J’ai peur que mon ami ait un problème d’achat compulsif. Ce n’est pas une blague et je l’ai regardé attentivement avant de commencer à m’inquiéter. Il y a d’abord eu les vêtements : de nombreuses étiquettes sortaient des armoires de plus en plus pleines. Puis elle a commencé à m’inviter à me donner des choses « achetées trop vite » et dont elle n’était plus « convaincue », des vêtements que l’on passait aux accessoires, aux cosmétiques, en passant par ces livres glacés pleins de photos, jusqu’aux coffrets expérientiels. Il est toujours sur les réseaux sociaux et les bombardements d’achats ne manquent pas. Lorsqu’elle a essayé de me donner un iPad la semaine dernière, je l’ai rejeté et j’ai essayé de lui parler. Je l’ai abordé avec délicatesse mais il fallait aller à l’essentiel : « Je pense que tu as un problème, il faut en parler à quelqu’un. » Ouvrez le paradis.

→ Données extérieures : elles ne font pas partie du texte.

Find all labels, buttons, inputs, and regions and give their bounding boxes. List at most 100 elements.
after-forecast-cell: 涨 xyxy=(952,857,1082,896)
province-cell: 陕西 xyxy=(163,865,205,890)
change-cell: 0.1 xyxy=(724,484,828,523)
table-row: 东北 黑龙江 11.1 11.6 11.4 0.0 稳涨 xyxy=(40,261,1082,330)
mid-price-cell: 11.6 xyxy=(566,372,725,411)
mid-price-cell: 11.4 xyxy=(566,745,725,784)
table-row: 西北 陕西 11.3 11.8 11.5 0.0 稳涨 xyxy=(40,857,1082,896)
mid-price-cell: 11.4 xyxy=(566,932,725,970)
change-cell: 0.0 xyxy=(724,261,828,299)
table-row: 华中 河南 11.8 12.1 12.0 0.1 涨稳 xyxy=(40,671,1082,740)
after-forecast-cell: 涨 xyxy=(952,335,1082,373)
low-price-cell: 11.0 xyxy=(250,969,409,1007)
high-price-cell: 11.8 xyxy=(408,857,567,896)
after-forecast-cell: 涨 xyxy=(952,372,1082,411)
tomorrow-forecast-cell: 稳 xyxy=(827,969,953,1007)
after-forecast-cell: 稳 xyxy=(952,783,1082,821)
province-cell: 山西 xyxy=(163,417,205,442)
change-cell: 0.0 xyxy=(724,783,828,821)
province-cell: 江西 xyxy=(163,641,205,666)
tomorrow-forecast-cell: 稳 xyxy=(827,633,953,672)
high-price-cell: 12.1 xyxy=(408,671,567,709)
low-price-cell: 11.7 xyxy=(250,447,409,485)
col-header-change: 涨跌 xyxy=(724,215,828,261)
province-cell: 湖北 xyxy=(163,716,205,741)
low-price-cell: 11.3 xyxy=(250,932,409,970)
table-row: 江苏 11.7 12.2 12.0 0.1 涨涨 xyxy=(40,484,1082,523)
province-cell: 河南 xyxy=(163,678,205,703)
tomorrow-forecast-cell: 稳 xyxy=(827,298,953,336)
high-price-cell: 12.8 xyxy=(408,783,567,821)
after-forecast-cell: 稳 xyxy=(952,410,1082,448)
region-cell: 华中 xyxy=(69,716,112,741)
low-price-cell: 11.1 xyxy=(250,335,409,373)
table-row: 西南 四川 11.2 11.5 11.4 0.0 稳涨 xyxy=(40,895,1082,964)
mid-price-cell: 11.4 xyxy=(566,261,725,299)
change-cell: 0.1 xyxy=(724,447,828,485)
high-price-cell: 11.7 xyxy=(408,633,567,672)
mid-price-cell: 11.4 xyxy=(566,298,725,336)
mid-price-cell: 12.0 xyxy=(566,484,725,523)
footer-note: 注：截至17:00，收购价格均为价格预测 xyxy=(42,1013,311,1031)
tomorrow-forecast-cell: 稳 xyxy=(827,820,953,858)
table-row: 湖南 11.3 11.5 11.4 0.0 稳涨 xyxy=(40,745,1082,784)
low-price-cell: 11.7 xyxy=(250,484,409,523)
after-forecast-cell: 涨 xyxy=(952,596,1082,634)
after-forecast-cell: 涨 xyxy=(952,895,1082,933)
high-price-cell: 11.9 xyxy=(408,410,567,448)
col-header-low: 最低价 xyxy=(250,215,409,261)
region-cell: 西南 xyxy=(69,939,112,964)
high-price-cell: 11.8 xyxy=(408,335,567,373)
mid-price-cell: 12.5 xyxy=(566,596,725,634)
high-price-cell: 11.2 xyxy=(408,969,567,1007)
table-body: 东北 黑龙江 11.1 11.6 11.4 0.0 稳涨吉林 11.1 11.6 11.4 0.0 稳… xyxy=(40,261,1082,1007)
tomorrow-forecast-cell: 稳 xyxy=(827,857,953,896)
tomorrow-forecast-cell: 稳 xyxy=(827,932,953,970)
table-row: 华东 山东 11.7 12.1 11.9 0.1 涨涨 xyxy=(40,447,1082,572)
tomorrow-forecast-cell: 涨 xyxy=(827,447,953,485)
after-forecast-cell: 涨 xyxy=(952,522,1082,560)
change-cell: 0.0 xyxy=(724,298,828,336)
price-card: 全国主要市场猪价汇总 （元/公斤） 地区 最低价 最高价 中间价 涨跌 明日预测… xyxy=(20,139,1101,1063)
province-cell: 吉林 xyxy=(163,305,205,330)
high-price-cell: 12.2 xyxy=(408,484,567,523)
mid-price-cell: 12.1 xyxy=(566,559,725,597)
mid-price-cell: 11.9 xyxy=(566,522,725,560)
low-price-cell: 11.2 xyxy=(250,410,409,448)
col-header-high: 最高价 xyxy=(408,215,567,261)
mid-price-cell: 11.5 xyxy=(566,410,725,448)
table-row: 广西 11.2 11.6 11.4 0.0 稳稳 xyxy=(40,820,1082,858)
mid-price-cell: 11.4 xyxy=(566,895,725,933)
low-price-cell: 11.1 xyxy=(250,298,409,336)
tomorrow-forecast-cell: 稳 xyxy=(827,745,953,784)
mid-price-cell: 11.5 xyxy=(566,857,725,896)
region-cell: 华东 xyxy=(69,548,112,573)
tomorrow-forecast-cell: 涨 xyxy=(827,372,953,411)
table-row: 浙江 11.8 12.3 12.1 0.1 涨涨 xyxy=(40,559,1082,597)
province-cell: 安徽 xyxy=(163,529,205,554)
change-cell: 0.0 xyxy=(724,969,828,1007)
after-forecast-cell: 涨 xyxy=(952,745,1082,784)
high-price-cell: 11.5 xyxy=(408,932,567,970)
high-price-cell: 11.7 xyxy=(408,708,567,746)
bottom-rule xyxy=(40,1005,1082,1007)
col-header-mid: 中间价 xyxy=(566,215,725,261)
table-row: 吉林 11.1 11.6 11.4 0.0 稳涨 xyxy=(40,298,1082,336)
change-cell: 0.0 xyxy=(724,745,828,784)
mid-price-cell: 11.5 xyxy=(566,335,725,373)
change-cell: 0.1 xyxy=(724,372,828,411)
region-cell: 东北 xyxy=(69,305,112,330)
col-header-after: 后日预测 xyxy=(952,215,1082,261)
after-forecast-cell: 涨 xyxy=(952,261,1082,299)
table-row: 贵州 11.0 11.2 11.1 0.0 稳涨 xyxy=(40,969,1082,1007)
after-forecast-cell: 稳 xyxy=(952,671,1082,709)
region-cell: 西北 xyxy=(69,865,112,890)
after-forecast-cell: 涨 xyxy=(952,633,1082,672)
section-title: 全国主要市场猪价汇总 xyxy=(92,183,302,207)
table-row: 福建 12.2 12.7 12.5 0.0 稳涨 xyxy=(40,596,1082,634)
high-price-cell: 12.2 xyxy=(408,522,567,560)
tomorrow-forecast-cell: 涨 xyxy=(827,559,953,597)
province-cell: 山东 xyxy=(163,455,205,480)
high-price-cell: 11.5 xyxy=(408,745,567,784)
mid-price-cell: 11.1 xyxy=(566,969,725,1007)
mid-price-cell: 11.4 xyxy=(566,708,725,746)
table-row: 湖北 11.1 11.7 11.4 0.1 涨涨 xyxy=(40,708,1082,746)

Depuis, il ne m’a plus parlé et lorsque nous nous rencontrons à l’université, il change de direction. Je suis inquiète et désolée, à mon avis, depuis qu’ils se sont séparés il y a quelques mois, ses parents lui donnent trop d’argent parce que chacun essaie de la consoler ou de la convaincre. Et voici le résultat. J’aimerais pouvoir t’aider mais tu ne sembles pas vouloir me donner cette chance et je ne suis pas sûr de ce que je pourrais faire de toute façon ? Des suggestions ?
Béa
Chère Bea, je sais, c’est difficile de réveiller quelqu’un qui fait semblant de dormir. Parce que je pense que son amie se rend compte qu’elle a un problème, c’est pourquoi elle est devenue évitante lorsqu’elle a essayé d’aborder le sujet. Cela dit, elle devrait peut-être essayer de parler au parent de son amie qu’elle, Bea, connaît mieux. Accumuler des choses est un geste compensatoire et je crains que cela soit davantage dû à la séparation des parents qu’au fait de recevoir « trop d’argent » de leur part. Maman et Papa se consolent en donnant, son amie se console en accumulant, cela me paraît clair. Je ne sais pas comment il a réagi « officiellement » au divorce de ses parents mais c’est certainement la réaction « officieuse ». Son amie m’inspire une tendresse qu’elle n’imagine même pas et je suis vraiment désolé qu’elle se sente si seule et « vide » qu’elle ressent le besoin de remplir l’abîme de gadgets et de vêtements. Insistez sur Béa, ne serait-ce que pour être proche d’elle. Même au prix de ne plus jamais aborder le sujet.
Confiez votre préoccupation fondée à la mère ou au père de votre amie et soyez simplement là pour elle. Jusqu’à ce qu’elle soit convaincue que le divorce l’a privée d’un foyer commun mais pas de deux parents. Et il arrêtera de se « bourrer » de choses.